Lui rise, lasciandola andare. Le gambe di Himiko cedettero, le ginocchia tremarono e dopo poco si accasciò a terra, sfinita e in lacrime. «No, mia cara, mi dispiace. Tu sei dannata di tuo, io aggiungo solo un po' di pepe alla tua vita eterna e noiosa!» s’inginocchiò dinnanzi a lei e le alzò il viso, con fare prepotente. «Tu... sei pazzo... » sibilò, convinta di ciò che stava dicendo. Qualcosa attraversò lo sguardo di Akira, ma lei non riuscì a spiegarsi cosa fosse.

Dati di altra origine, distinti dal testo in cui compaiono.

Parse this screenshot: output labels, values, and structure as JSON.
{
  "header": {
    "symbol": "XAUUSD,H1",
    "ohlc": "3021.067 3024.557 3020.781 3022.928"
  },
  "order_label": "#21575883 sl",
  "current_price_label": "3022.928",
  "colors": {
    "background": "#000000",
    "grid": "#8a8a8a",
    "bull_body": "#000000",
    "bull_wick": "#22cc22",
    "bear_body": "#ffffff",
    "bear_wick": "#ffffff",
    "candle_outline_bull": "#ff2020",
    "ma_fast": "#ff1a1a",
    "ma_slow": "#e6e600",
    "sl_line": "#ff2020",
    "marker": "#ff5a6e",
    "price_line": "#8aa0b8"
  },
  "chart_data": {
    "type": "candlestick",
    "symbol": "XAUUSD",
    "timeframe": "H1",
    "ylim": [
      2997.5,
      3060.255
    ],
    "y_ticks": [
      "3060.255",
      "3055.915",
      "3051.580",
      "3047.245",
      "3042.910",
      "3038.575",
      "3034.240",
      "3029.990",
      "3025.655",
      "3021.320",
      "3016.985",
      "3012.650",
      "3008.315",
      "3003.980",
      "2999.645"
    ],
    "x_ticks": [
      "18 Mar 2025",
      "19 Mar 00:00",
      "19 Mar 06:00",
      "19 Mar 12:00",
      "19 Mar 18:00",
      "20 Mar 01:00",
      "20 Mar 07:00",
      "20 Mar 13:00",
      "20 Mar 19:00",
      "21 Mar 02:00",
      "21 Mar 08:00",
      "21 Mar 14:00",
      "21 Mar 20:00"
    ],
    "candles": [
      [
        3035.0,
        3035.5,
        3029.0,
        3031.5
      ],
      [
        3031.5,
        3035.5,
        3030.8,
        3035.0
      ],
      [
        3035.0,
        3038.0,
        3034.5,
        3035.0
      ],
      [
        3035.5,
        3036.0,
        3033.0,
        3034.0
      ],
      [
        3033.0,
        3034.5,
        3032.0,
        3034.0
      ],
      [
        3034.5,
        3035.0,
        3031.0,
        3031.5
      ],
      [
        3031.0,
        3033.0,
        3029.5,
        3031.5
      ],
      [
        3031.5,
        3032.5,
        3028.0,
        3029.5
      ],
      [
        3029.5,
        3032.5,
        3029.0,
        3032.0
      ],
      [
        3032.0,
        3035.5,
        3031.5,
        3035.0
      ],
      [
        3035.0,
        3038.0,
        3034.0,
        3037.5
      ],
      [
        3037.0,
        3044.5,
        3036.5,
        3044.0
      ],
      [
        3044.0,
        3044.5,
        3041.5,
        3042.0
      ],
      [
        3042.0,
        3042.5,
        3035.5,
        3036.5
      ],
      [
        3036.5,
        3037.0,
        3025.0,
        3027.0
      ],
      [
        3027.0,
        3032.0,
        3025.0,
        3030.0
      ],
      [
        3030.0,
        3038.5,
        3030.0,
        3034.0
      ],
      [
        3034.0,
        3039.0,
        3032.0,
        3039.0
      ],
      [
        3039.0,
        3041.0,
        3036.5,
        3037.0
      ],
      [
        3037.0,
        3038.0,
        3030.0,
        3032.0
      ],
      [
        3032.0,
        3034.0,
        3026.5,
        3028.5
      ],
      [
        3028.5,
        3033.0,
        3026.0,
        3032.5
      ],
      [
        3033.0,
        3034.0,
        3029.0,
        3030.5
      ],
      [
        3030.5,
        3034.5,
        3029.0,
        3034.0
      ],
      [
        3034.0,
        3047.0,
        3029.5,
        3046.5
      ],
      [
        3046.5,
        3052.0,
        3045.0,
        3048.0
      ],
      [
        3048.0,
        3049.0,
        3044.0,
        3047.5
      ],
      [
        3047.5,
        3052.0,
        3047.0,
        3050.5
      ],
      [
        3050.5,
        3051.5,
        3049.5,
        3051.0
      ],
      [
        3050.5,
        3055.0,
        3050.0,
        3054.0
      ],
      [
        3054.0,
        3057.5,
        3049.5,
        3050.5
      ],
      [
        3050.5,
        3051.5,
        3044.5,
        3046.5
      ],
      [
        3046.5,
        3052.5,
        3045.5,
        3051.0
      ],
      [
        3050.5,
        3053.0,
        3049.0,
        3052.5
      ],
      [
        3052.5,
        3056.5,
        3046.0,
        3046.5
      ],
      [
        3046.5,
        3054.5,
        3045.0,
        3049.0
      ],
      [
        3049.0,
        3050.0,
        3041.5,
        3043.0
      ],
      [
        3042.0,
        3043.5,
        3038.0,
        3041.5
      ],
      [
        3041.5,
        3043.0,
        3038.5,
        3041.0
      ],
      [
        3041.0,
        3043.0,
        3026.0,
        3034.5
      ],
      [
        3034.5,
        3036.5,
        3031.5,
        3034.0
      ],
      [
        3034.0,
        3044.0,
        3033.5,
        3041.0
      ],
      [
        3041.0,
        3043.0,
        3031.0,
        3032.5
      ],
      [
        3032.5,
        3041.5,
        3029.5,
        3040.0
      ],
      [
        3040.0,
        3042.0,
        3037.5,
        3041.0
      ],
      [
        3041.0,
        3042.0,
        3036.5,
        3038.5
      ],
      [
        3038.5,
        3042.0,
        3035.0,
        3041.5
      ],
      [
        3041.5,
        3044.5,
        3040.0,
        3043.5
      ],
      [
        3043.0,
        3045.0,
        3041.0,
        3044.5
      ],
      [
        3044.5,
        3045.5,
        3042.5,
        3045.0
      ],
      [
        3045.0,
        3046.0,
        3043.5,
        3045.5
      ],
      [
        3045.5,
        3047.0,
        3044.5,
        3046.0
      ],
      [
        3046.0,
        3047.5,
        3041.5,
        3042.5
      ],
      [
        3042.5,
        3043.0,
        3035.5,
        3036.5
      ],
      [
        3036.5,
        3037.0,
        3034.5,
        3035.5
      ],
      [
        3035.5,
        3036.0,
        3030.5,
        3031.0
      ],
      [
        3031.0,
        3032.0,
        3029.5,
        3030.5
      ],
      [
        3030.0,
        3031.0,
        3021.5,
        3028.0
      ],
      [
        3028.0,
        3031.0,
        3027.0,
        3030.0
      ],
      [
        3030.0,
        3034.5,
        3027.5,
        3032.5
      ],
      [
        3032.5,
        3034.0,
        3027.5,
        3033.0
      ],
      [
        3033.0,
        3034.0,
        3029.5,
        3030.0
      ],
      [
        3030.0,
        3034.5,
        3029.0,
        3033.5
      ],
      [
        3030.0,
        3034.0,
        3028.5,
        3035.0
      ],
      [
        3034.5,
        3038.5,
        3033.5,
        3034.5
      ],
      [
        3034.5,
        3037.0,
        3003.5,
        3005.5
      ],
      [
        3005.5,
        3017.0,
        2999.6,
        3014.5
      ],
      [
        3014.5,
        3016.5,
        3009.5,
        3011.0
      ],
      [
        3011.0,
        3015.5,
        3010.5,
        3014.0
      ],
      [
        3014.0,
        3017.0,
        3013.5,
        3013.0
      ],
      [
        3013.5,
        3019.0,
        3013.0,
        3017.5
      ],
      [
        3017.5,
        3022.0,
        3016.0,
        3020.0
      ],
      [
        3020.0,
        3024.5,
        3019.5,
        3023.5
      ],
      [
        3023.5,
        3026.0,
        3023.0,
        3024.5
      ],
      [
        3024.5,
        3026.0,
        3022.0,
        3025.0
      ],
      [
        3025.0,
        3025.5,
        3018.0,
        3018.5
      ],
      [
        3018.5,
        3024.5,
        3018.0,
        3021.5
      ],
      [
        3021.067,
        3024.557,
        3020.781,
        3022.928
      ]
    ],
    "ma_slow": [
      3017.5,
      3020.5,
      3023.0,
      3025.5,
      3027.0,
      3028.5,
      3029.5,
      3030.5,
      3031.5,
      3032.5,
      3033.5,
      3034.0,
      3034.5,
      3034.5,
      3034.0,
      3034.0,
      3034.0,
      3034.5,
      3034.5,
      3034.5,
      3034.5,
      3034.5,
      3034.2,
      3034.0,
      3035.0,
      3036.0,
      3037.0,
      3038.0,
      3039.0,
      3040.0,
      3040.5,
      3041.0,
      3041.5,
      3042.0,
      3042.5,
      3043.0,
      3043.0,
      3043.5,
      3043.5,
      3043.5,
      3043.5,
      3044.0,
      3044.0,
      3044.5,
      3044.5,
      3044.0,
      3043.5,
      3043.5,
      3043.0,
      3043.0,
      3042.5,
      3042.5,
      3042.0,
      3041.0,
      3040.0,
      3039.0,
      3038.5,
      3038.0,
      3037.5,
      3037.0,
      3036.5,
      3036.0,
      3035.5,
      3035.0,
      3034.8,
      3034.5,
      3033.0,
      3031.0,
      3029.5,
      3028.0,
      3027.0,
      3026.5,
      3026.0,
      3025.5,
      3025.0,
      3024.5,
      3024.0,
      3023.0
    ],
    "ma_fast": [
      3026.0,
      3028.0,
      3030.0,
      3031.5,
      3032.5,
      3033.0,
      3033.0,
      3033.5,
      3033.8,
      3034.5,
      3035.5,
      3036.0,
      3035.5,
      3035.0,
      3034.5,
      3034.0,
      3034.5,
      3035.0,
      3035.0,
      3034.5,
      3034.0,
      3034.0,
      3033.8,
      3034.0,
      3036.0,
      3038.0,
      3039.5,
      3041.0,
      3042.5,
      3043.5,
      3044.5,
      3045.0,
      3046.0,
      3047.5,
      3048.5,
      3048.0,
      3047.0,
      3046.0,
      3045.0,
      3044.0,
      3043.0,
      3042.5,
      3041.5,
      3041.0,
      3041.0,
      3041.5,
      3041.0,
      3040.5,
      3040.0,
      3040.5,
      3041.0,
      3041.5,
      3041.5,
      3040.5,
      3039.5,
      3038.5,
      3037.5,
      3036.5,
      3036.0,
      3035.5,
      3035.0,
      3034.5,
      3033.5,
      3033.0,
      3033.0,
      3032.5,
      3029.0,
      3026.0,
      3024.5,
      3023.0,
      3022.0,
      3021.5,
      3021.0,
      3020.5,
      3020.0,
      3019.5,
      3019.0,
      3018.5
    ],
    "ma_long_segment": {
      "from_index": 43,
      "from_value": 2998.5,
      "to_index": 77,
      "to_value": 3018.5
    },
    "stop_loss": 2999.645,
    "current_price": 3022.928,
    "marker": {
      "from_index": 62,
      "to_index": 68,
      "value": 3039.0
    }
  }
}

Sembrava tristezza, ma non ci avrebbe messo la mano sul fuoco: per quanto la riguardava, era solo uno squinternato. «Pulisciti il collo e torna dagli altri, le gare stanno iniziando.» disse solo lui, infine, prima di alzarsi ed uscire da quel bagno, richiudendosi la porta alle spalle. Himiko scoppiò in lacrime di frustrazione solo quando lui fu andato via, non poteva neanche immaginare che dall'altro lato della porta ed appoggiato ad essa, lui stava facendo altrettanto.

 

***

Le picchiettò un dito sulla spalla, facendola ululare dallo spavento. «Ehi Hagu, non mi aspettavo di vederti qui, non dovevi fare da arbitro?» domandò la moretta, allungando un po’ il collo per vedere dietro la confettina «Chi è quello strano tipo? Dov’è tuo padre? Pensavo che se ti fossi decisa a gareggiare avresti fatto coppia con lui!» Hagumi la guardò affranta, saltandole al collo ed abbracciandola forte. «Leeeen, aiutami ti prego!» la supplicò con due lacrimucce agli occhi, mentre Okura si avvicinava alle due saltellando allegramente, quasi fosse ad uno spettacolo di can-can, tenendo in mano la fascia che sarebbe servita per la gara.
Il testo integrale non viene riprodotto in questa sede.